Малыш ел и пил, а девушки смотрели на него в ожидании рассказа. После стакана красного он почувствовал себя достаточно расслабленным, чтобы составить рассказ по-английски. Было видно, что Райка понимает его лучше, чем Хилари.
Ее руки впились друг в друга, как при просмотре остросюжетного кино.
Когда он закончил свою историю и взялся за недопитый стакан, Хилари посмотрела на Райку, и та начала тараторить, как из пулемета, его рассказ по-английски. Хилари осела на стул и безудержно хохотала, время от времени хлопая ладонью по столу. Малыш был озадачен – он не рассказал ничего смешного. Сразу вспомнил своего мальчика-с-пальчика, от которого смеялась Райка. Должно быть что-то серьезно неправильно с ним, если его действия вызывают такие противоречивые от задуманного реакции. Может быть, он не готов к жизни в штатах. Хилари встала со стула и подошла к нему. Она смотрела сверху на Малышову растрепанную от путешествий голову и не удержалась – запустила в нее рука и сказала: «you are real no-goodnik», что значило – ты настоящий негодник.

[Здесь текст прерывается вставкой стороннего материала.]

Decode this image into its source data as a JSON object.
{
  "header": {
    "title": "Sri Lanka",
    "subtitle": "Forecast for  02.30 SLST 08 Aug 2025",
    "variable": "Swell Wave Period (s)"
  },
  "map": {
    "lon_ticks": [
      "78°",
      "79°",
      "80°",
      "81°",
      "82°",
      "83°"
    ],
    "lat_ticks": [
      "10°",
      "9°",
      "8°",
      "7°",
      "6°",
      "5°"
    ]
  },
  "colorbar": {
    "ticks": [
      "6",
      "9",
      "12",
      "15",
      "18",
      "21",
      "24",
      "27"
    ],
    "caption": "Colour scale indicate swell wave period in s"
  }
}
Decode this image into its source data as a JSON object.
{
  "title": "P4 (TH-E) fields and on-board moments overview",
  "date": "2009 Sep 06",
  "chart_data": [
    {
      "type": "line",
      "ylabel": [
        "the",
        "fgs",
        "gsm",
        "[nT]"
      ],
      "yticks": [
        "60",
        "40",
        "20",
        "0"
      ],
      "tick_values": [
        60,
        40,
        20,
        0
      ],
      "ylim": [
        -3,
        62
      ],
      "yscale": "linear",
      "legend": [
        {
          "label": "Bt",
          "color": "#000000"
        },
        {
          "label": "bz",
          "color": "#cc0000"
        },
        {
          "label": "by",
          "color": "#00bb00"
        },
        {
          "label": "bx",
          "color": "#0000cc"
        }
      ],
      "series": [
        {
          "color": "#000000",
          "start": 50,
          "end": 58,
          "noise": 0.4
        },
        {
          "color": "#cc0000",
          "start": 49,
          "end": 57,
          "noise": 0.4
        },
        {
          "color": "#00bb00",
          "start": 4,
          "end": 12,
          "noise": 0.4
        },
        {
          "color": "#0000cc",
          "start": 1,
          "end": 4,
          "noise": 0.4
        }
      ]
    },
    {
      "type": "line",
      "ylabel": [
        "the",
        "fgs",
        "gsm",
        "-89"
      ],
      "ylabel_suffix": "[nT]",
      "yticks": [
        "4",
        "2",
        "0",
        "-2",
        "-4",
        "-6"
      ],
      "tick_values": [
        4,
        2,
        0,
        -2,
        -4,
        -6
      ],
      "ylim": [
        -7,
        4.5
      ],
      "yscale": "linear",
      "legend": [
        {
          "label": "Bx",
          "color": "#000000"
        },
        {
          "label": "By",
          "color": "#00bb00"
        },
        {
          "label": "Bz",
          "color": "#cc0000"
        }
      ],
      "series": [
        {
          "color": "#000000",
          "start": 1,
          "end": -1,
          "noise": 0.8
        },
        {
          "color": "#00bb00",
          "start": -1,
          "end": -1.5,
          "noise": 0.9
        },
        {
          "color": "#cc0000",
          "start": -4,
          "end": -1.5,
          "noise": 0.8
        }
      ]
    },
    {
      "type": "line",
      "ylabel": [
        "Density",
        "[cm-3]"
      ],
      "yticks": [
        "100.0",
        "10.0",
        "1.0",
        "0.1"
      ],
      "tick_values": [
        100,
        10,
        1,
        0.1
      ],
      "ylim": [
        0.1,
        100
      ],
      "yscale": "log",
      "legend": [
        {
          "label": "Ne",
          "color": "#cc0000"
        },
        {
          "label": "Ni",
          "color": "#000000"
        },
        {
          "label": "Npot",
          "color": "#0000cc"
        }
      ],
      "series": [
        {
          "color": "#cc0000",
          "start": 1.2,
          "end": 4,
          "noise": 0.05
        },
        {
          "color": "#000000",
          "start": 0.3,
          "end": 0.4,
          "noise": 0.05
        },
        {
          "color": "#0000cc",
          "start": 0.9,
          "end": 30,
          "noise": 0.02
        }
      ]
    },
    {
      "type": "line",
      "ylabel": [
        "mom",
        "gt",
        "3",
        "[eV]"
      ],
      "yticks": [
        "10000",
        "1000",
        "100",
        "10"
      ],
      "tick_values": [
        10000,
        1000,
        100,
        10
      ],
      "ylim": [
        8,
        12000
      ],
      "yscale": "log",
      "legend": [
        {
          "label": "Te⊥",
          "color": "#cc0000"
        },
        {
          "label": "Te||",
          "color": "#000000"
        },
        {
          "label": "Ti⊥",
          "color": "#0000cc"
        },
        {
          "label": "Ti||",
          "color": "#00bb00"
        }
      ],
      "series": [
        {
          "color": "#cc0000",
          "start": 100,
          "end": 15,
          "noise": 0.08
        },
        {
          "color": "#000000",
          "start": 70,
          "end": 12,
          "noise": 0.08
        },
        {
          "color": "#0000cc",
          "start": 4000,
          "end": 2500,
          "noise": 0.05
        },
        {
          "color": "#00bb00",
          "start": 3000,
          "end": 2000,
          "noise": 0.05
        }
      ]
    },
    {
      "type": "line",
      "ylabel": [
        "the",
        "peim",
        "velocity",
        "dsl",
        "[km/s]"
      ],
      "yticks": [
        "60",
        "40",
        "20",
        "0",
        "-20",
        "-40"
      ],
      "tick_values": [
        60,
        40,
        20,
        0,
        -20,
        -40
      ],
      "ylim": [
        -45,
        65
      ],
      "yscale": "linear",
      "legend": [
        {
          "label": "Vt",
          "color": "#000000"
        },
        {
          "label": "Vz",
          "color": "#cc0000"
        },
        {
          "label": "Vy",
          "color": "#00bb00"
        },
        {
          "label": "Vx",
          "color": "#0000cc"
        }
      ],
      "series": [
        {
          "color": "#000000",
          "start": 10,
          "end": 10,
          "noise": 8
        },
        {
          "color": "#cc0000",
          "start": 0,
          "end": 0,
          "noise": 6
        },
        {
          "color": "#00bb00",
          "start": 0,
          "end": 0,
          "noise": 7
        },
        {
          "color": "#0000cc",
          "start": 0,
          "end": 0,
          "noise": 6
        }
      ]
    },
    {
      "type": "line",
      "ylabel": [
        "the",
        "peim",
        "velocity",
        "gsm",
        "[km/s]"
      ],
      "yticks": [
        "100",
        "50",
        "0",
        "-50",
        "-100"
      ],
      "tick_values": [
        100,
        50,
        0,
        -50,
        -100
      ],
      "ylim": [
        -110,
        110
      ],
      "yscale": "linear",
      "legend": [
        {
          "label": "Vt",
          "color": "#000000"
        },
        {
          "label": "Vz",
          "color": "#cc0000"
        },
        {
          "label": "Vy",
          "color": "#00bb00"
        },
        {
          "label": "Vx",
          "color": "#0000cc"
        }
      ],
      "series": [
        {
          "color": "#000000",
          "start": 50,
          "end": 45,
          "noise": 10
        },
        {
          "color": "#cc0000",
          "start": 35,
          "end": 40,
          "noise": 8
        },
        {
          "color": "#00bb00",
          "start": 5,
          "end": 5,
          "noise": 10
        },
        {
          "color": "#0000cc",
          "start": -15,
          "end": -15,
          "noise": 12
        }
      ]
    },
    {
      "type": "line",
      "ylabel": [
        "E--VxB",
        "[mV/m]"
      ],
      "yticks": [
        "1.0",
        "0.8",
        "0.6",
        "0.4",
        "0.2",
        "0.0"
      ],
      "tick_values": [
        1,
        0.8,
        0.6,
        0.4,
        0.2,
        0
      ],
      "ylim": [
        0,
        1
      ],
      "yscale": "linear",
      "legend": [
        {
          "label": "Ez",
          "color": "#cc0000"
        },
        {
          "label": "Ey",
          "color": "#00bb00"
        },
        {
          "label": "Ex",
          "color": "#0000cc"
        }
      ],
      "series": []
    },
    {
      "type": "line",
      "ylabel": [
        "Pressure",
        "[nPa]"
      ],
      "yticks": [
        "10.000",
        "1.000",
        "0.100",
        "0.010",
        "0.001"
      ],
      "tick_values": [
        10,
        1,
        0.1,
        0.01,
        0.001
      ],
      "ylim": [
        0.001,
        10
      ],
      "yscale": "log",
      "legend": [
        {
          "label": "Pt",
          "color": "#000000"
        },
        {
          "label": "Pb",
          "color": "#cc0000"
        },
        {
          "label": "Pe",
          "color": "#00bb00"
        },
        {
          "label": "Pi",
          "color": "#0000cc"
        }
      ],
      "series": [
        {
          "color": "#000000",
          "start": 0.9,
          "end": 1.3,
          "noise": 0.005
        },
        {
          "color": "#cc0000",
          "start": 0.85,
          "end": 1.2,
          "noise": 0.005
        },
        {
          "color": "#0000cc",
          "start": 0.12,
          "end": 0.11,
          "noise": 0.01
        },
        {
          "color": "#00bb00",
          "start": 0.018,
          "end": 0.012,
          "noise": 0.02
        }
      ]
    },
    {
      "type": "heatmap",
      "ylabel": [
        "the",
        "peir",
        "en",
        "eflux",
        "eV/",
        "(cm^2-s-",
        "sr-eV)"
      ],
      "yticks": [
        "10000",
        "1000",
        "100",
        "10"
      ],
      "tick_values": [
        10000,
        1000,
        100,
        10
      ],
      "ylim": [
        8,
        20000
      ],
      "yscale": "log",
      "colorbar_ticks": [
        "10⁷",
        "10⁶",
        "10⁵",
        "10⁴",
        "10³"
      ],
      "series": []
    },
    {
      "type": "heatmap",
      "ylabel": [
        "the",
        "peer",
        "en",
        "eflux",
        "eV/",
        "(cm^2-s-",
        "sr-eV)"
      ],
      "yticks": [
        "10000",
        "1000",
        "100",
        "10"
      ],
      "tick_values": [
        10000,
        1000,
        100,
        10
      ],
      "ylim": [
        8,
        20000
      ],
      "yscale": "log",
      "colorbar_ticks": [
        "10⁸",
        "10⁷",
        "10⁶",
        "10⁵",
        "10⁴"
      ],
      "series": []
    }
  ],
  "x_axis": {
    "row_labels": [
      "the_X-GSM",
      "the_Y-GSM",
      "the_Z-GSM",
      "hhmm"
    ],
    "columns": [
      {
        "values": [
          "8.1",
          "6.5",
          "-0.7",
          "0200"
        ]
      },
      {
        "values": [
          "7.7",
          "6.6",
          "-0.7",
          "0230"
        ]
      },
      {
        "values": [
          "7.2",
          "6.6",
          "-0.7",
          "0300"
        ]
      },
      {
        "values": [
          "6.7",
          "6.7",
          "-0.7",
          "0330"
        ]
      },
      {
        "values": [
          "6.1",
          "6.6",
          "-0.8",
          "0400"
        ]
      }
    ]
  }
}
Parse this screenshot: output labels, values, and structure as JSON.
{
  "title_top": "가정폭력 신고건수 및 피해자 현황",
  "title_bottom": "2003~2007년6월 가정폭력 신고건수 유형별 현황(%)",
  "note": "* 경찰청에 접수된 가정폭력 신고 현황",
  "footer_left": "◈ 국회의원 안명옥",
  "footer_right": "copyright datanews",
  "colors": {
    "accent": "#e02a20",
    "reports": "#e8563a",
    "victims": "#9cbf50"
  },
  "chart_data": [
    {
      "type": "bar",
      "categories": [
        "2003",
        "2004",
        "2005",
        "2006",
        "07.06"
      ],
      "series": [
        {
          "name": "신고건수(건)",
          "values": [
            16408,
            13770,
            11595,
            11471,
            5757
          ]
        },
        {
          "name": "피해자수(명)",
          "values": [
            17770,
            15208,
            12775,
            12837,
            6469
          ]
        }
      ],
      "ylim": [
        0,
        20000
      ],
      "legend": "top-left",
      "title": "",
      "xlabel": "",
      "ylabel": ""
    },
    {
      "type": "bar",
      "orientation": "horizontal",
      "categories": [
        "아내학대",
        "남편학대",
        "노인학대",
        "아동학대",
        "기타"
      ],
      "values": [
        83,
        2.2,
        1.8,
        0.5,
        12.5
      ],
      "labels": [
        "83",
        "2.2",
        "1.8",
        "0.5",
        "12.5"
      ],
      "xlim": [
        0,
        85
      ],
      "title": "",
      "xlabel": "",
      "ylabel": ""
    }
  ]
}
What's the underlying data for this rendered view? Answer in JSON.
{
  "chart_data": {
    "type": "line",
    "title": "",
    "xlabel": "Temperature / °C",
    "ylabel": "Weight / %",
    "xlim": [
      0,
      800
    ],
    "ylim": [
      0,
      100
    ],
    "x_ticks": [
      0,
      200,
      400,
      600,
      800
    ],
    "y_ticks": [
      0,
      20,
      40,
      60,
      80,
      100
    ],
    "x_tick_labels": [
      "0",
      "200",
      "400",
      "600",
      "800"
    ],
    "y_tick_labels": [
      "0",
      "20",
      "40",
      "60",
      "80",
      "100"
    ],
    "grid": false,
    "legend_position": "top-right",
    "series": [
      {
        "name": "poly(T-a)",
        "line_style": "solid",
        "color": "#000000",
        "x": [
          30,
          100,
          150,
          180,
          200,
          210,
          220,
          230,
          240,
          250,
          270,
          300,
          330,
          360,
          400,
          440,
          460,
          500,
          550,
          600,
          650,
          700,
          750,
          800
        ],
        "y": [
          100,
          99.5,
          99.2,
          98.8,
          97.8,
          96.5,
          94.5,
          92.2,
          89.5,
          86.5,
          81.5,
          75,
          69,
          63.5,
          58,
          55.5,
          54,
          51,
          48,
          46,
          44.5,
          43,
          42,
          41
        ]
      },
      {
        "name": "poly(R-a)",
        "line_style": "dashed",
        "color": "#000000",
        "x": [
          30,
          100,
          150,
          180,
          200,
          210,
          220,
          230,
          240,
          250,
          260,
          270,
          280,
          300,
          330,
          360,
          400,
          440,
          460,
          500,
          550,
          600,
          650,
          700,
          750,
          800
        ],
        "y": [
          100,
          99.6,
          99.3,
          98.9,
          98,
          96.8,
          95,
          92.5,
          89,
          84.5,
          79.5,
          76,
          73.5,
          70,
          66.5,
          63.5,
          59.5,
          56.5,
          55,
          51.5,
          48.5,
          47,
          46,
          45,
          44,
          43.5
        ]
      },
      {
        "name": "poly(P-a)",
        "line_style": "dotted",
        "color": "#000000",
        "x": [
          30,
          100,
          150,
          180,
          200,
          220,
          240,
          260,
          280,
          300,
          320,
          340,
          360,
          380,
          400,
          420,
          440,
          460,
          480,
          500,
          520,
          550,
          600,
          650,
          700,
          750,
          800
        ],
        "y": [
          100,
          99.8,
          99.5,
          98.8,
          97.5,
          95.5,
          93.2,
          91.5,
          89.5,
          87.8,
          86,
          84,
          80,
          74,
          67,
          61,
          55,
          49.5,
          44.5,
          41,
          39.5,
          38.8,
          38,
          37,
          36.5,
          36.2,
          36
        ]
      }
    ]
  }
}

Райка сказала, что она измождена и хочет идти спать. Малыш не любил уходить на отдых, пока алкогольное опьянение не оставляло его тело и разум около полосы получения удовольствия от выпитого – он вовсе не был готов ко сну и сказал об этом. Райка заныла, что после всей этой встряски она не заснет одна. Малыш не обратил на это внимания и сказал, что в штатах заработать деньги можно легче, чем он думал раньше: живи он здесь изначально, то никогда бы не был инженером, а лучше бы работал на радио по утрам, а потом бы целый день был свободен.
Райка почти синхронно переводила его слова для Хилари. Они обе теперь ждали, что он скажет еще. Малыш продолжал: «Страна неограниченных возможностей: в центре города переводят инструкции к использованию легкого стрелкового оружия для его дальнейшей продажи, в 2 шагах от публичной библиотеки можно купить любую дурь для головы и радость для плоти. Людям здесь просто и не стоит работать постоянно, когда существуют постоянно-переменные способы добычи денег. Поэтому официальная безработица так высока.»
Было видно, что Райка расстроилась от услышанного хотя и понимала, что Малыш немного пьян и был напуган историей с пимпом, несмотря на то, что все обошлось.
Чтобы пригасить его энтузиазм на счет легких заработков, она спросила: «Тебя тот трансвестит, надеюсь, не довез до самого дома. Потому что если до самого дома довез, то они тебя вполне в оборот могут взять. И будешь, глупый ты Малыш, возить им вонючее белье в стирку и из стирки, пока полиция не нарушит ваше сотрудничество.»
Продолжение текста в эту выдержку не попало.